The plaintiff does not rely upon the exception to the exclusion of the testimony relating to his habits as to temperance and to his reputation for sobriety, which was offered by him as bearing upon the probability of his intoxication. The ruling was right. Carr v. West End Street Railway, 163 Mass. 360. McCarty v. Leary, 118 Mass. 509. Heland v. Lowell, 3 Allen, 407.

The testimony of the alleged expert, which was offered to show whether the road was safe and convenient for travel, was properly excluded. It related to a matter on which the common experience and observation of the jury qualified them to pass when the actual condition of the way had been described to them, and on which they needed no assistance from an expert. Ryerson v. Abington, 102 Mass. 526, 531. Bliss v. Wilbraham, 8 Allen, 564. Hutchinson v. Methuen, 1 Allen, 33. Crane v. Northfield, 33 Vt. 124. Graham v. Pennsylvania Co. 139 Penn. St. 149, 162.

In Lund v. Tyngsborough, 9 Cush. 36, the answers of the witnesses were admitted as describing the actual condition of the road within their personal knowledge, and not as expressions of opinion merely.

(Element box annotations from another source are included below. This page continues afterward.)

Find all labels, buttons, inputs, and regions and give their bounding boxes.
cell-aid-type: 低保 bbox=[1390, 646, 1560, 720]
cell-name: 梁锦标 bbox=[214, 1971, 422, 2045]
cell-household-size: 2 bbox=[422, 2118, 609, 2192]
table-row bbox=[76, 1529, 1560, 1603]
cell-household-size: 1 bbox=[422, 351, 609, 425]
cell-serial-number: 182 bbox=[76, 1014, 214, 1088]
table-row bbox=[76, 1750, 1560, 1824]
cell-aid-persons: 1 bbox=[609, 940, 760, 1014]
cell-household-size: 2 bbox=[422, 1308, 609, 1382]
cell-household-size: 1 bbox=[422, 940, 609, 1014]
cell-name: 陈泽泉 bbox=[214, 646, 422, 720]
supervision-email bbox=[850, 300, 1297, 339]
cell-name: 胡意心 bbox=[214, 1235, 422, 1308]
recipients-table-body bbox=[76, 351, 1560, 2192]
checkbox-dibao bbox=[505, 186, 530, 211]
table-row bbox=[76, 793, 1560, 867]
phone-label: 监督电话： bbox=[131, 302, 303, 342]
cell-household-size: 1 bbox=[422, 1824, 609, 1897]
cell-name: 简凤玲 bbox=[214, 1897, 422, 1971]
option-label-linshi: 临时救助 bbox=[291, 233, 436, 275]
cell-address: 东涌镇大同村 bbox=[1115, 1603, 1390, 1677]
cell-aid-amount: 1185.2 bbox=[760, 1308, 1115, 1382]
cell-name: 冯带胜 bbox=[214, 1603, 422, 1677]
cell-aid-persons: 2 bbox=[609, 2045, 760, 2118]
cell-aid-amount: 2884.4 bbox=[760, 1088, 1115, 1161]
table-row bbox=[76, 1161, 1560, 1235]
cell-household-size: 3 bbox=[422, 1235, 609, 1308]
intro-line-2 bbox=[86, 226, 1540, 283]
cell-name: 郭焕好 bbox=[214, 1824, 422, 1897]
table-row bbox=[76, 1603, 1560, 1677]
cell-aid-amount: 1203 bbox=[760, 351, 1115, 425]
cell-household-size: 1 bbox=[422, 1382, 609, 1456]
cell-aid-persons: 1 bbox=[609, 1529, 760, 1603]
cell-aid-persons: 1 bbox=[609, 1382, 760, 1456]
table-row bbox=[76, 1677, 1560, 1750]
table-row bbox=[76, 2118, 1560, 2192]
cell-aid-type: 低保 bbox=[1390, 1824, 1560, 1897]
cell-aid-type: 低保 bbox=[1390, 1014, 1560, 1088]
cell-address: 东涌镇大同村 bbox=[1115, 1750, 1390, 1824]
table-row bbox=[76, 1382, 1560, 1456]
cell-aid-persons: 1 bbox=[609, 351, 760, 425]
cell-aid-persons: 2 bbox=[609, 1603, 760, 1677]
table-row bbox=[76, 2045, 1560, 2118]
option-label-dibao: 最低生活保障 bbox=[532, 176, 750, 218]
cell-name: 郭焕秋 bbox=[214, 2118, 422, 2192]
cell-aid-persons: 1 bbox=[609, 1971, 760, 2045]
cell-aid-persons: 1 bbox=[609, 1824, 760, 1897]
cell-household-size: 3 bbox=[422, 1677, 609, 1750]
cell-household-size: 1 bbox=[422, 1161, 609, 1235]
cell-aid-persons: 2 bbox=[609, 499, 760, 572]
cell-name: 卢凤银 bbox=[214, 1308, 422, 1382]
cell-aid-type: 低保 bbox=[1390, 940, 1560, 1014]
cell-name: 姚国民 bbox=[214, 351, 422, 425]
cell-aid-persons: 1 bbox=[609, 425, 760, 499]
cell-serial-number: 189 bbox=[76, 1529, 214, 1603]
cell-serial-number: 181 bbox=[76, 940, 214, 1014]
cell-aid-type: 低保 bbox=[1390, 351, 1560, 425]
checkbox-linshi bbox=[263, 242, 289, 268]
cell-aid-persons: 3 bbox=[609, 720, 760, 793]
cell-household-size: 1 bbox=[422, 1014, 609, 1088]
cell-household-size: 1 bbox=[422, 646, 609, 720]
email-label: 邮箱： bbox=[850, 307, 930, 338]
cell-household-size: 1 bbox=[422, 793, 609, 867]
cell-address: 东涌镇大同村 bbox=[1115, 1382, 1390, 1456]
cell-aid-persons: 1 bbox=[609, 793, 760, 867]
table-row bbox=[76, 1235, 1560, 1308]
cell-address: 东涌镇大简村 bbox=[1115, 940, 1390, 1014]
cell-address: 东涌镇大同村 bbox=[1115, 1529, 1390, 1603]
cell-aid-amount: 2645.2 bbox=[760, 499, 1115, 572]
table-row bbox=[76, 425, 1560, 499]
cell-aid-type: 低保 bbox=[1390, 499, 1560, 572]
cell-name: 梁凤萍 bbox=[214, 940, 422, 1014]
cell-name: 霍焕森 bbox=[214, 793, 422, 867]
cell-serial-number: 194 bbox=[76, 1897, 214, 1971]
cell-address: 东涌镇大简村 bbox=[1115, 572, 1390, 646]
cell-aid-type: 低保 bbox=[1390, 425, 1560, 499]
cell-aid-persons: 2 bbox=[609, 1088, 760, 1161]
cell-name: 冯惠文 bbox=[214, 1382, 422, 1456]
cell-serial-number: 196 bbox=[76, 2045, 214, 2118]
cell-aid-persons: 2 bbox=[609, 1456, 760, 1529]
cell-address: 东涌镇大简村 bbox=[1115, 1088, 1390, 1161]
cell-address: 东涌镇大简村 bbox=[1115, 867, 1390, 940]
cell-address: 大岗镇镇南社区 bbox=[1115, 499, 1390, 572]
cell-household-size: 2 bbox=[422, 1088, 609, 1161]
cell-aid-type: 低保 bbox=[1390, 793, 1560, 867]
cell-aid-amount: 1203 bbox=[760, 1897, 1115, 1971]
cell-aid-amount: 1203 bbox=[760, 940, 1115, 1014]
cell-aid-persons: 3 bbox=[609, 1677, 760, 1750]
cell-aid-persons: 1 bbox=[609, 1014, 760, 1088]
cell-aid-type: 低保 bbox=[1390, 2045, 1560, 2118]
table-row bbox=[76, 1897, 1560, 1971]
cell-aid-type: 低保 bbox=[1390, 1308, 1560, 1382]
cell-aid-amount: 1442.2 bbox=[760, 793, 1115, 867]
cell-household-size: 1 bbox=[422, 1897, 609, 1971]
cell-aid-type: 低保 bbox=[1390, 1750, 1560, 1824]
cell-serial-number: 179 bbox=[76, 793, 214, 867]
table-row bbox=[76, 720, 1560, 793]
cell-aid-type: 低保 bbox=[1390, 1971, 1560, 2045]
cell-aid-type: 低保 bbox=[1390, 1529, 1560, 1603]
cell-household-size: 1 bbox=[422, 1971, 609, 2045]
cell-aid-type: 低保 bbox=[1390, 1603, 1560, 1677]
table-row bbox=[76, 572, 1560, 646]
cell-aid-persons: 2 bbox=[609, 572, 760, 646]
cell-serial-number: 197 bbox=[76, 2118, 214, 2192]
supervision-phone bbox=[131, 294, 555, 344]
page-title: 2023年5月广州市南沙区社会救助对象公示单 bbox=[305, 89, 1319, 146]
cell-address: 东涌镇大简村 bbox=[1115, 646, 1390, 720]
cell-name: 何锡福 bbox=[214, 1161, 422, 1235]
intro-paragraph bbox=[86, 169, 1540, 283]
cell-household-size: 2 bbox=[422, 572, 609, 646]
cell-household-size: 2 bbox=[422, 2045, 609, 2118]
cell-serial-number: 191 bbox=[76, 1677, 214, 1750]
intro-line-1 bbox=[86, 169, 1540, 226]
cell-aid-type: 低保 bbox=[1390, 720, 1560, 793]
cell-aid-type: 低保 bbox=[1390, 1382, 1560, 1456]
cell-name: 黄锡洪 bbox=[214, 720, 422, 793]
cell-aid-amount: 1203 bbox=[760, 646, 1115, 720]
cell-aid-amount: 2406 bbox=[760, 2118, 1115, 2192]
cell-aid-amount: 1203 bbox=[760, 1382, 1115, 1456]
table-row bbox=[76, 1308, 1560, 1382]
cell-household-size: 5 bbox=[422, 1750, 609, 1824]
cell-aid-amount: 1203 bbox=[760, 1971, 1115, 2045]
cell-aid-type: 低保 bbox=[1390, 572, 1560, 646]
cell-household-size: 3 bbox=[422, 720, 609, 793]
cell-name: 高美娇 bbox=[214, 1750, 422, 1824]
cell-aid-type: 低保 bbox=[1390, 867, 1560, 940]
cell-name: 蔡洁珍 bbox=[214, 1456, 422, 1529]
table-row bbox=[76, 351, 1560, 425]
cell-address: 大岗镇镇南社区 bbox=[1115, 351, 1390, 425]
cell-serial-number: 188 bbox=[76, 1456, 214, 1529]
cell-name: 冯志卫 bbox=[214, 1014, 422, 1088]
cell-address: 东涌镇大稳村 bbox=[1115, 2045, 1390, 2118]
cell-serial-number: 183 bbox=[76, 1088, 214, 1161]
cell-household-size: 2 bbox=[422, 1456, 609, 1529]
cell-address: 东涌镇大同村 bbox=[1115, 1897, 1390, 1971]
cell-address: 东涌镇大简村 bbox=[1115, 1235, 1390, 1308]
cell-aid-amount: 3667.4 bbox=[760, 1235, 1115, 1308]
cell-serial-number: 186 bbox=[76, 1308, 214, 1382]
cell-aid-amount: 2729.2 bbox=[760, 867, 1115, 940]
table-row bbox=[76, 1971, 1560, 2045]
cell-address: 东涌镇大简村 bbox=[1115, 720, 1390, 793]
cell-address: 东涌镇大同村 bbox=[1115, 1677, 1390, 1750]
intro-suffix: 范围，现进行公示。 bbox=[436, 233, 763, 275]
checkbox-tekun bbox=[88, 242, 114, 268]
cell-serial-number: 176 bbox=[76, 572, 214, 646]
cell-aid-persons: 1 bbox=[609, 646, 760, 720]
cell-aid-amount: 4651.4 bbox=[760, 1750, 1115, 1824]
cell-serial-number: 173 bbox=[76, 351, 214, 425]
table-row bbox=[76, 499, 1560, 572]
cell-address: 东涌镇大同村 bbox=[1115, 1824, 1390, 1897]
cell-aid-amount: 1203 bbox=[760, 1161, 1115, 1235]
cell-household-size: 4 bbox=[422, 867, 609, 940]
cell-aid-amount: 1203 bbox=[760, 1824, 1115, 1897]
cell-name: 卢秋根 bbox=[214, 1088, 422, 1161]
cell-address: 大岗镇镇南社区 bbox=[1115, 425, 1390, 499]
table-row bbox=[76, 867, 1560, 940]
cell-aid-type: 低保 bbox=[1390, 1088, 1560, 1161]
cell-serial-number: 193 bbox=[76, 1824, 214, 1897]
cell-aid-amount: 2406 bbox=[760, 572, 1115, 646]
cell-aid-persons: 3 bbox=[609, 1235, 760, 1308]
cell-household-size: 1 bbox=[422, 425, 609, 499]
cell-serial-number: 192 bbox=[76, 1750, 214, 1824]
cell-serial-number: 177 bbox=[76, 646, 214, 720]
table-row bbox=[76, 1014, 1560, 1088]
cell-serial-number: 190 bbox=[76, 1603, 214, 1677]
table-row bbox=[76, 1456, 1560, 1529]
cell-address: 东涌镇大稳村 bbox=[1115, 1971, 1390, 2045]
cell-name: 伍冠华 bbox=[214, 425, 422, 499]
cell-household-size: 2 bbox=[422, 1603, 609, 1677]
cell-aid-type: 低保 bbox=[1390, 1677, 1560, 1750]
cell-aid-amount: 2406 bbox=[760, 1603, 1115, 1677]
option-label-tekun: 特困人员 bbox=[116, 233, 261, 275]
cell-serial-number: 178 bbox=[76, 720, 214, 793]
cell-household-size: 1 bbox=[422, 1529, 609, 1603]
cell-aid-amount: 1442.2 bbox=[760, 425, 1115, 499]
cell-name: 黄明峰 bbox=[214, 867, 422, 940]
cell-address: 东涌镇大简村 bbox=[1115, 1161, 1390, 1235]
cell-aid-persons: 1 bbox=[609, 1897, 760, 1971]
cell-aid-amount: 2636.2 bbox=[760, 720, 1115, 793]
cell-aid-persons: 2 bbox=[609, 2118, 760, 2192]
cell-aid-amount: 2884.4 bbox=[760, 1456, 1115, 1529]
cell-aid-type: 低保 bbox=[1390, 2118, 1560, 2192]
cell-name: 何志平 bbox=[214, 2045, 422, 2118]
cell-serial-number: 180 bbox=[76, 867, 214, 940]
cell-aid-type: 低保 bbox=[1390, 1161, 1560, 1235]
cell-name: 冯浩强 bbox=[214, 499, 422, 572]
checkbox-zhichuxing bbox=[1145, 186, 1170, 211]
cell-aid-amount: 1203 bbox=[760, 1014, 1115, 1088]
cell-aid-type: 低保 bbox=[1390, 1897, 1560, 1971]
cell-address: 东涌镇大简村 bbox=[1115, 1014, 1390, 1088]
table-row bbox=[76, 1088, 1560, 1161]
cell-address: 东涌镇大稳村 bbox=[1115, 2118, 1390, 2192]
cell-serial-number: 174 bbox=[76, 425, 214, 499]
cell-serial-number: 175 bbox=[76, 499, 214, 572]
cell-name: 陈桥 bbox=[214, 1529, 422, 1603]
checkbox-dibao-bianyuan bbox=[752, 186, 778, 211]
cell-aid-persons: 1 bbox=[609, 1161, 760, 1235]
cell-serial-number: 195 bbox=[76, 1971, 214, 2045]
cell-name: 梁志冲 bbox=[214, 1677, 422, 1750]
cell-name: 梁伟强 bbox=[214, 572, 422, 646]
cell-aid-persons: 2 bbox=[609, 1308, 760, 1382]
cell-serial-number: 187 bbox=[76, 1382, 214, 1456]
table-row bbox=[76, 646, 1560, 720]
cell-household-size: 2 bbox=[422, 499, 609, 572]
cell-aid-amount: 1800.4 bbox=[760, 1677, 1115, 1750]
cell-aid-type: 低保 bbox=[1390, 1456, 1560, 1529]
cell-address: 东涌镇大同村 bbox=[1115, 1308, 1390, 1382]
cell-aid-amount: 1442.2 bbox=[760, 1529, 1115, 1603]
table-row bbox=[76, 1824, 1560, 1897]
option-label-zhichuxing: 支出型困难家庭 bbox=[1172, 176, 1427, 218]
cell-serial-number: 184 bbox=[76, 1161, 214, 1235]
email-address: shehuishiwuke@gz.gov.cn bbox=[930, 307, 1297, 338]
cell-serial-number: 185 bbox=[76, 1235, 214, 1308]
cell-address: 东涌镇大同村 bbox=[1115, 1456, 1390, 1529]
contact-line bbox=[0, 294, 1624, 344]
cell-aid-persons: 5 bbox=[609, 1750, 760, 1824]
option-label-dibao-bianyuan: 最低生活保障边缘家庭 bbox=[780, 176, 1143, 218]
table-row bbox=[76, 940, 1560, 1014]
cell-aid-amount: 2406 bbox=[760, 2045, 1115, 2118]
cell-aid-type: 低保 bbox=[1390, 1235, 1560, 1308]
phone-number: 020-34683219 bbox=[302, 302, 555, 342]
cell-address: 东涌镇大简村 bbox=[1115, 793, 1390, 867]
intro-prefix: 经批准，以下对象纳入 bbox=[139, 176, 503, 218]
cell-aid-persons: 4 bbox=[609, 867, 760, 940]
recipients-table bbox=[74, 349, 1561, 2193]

There is nothing to show that the court erred in putting to the foreman of the jury the question which it did. The circumstances under which the question was put are not fully disclosed. It is said in the plaintiff’s brief that the jury had been out twenty-five hours, but that does not appear in the exceptions, and if it did we do not think that it would render the question improper. Spoor v. Spooner, 12 Met. 281. Dorr v. Fenno, 12 Pick. 521, 525.

The witnesses were rightly allowed to testify whether the plaintiff was intoxicated. It was not a matter of opinion, any more than questions of distance, size, color, weight, identity, age, and many other similar matters are. Commonwealth v. Sturtivant, 117 Mass. 122. Stacy v. Portland Publishing Co. 68 Maine, 279. People v. Eastwood, 14 N. Y. 562.

Exceptions overruled. 
      
       The bill of exceptions recites that, “in answer to a question by the court as to the ground on which the jury found their verdict, the foreman replied on the ground that the plaintiff was not in the exercise of due care, because of the rate of speed at which he was going. No poll of the jury was taken on this question, and no written question was previously submitted to them.”